Y fueron esos detalles los que a Gabriela le palparon el corazón aquella noche de sofá y lectura en la que pudo ser consciente de los que en ese momento vestían su vida: se dio cuenta del jersey lavado mil veces, del vaso de leche sobre la mesa, del brillo de luna rodando dentro de la diminuta estancia, del color amarillento de la bombilla, de las cortinas color hueso con flores bordadas, de sus piececitos navegando bajo la manta de viaje. Algo se hinchó dentro de su pecho cuando fue finalmente consciente de que ella también había sentido lo mismo por Mario, que también a ella un tifón la había arrastrado fuera de su ciudad natal para colocarla al borde de un abismo, que ella también había tenido que sudar lágrimas para arrancarse de sí misma aquel matrimonio que la estaba consumiendo, y que también ella quería poner el contador a cero y buscar a aquel novio que nunca tuvo, a aquel Mario que ahora apretaba contra sí en la sala ocho del Museo de Ciencias Naturales. Todas aquellas constataciones le hicieron sentir al final miedo, el miedo a ser Érica, el miedo a ser una playa que se llenase al fin de Mario una noche, pero que cualquier día se quedara desnuda y vacía al rolar el océano hacia la bajamar.

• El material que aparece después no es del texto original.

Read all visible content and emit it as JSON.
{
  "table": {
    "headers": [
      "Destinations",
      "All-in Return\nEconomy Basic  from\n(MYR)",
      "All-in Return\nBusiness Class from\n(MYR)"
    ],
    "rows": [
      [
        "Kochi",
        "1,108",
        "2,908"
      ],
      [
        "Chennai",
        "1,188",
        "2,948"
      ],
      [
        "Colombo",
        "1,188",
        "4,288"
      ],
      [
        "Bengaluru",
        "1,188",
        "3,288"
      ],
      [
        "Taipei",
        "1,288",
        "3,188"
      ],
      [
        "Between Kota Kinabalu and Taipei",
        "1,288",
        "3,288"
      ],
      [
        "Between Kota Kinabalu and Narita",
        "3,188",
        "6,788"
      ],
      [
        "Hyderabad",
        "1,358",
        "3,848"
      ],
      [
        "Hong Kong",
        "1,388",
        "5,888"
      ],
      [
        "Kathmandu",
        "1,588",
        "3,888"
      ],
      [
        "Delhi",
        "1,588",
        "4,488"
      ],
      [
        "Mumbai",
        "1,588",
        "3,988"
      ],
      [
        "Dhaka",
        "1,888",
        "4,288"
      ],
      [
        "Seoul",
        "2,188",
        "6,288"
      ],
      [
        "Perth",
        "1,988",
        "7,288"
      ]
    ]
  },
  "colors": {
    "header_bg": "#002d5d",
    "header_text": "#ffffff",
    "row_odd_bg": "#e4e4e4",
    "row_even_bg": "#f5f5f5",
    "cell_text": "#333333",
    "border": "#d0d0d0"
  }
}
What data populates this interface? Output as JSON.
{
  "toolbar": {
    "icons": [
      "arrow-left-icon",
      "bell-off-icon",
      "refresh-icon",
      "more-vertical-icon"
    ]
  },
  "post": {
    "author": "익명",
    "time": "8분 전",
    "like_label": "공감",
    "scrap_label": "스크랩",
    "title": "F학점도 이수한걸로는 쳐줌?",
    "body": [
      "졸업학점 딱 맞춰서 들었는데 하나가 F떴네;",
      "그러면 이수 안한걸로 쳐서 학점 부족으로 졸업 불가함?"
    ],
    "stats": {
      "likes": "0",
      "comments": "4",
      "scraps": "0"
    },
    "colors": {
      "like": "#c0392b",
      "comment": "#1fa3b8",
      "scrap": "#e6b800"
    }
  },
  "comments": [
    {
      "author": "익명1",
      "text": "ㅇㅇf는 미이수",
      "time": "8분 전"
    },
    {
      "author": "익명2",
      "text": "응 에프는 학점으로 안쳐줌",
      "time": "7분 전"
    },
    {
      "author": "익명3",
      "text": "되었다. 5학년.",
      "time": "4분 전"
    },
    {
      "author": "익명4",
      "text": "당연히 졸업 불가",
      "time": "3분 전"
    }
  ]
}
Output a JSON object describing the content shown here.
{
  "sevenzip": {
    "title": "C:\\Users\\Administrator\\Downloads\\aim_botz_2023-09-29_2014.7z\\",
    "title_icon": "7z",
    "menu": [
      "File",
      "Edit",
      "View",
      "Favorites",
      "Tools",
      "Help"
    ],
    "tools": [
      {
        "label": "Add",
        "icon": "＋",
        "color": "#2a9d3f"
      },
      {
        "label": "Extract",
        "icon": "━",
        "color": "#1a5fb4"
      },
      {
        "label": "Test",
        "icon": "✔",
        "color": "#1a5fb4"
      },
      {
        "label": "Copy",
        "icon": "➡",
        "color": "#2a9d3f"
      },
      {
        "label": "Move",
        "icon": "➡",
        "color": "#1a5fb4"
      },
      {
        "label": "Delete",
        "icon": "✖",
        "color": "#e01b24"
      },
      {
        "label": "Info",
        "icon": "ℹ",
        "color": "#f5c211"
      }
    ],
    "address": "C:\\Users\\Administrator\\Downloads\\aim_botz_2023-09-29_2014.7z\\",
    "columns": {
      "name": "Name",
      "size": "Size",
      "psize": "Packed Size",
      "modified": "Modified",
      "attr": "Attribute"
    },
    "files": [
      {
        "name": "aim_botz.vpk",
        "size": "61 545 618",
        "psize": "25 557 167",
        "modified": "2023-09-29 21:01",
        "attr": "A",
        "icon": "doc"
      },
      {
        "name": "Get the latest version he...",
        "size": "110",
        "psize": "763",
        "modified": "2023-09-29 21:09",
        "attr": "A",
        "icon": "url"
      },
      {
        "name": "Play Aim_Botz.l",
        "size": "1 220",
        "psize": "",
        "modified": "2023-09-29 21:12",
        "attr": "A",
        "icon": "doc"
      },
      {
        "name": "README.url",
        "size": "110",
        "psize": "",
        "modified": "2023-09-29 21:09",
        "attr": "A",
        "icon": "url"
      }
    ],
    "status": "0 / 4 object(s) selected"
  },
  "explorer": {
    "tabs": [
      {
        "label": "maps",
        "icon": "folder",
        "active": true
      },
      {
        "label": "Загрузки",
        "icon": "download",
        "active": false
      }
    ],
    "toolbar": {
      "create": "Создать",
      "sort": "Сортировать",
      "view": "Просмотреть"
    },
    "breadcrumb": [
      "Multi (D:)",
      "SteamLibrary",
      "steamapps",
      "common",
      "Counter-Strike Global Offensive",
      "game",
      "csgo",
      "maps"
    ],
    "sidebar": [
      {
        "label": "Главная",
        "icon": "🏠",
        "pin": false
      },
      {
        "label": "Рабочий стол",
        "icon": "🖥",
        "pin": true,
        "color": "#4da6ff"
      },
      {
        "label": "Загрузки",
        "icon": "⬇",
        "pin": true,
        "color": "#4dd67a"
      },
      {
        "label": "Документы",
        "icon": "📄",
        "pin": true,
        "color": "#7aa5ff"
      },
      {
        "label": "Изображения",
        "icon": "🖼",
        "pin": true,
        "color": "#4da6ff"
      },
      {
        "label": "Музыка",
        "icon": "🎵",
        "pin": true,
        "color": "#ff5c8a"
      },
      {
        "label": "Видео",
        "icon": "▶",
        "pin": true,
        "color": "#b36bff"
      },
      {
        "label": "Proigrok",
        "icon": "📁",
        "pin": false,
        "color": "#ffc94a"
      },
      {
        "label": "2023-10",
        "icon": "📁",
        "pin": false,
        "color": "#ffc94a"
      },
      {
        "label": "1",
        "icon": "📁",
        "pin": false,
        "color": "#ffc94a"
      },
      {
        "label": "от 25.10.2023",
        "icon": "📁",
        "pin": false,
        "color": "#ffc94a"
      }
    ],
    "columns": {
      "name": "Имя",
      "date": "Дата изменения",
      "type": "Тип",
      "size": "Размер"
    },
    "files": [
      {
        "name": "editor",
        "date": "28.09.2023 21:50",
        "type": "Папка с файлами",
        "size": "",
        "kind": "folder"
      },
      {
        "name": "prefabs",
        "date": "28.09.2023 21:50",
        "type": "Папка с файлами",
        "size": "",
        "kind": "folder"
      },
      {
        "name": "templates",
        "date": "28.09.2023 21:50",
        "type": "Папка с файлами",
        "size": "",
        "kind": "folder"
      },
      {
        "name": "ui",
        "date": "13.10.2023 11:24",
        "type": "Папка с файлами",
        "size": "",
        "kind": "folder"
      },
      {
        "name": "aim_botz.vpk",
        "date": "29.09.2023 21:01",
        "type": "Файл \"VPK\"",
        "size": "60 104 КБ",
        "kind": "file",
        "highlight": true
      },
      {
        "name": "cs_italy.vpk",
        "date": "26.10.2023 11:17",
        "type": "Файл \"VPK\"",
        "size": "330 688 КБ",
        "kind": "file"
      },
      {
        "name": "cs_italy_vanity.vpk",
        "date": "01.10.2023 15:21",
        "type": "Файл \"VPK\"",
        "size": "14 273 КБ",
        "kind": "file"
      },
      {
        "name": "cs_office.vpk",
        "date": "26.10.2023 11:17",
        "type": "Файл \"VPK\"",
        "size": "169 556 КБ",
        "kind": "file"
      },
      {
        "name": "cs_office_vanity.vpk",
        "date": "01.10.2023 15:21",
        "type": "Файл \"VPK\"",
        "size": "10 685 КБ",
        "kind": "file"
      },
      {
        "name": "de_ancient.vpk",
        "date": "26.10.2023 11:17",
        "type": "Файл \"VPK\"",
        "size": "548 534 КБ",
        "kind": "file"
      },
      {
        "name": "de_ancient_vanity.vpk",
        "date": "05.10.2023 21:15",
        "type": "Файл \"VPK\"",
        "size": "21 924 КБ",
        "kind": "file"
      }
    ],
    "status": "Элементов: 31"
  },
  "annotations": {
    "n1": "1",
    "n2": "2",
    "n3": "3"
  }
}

Y por eso estaba hipnotizada por los ojos del celacanto, porque creía ver en él la promesa de que nada de aquello ocurriría como en la novela. Las cosas que se piensan olvidadas pueden volver a resurgir, se repetía fervorosamente mientras miraba aquel pez prodigioso que era una metáfora de su propia vida, aquella criatura a la que habían encontrado al sur de África cuando se la creía extinguida hacía ochenta millones de años.
Pero en esa oración obsesiva olvidaba lo esencial: su metáfora estaba muerta y disecada, y se quedaría allí, detenida en el aire con su mirada bovina sobre el neón de la salida de la sala ocho, mientras ella y Mario salían del museo al igual que, semanas más tarde, saldría cada uno de la vida del otro.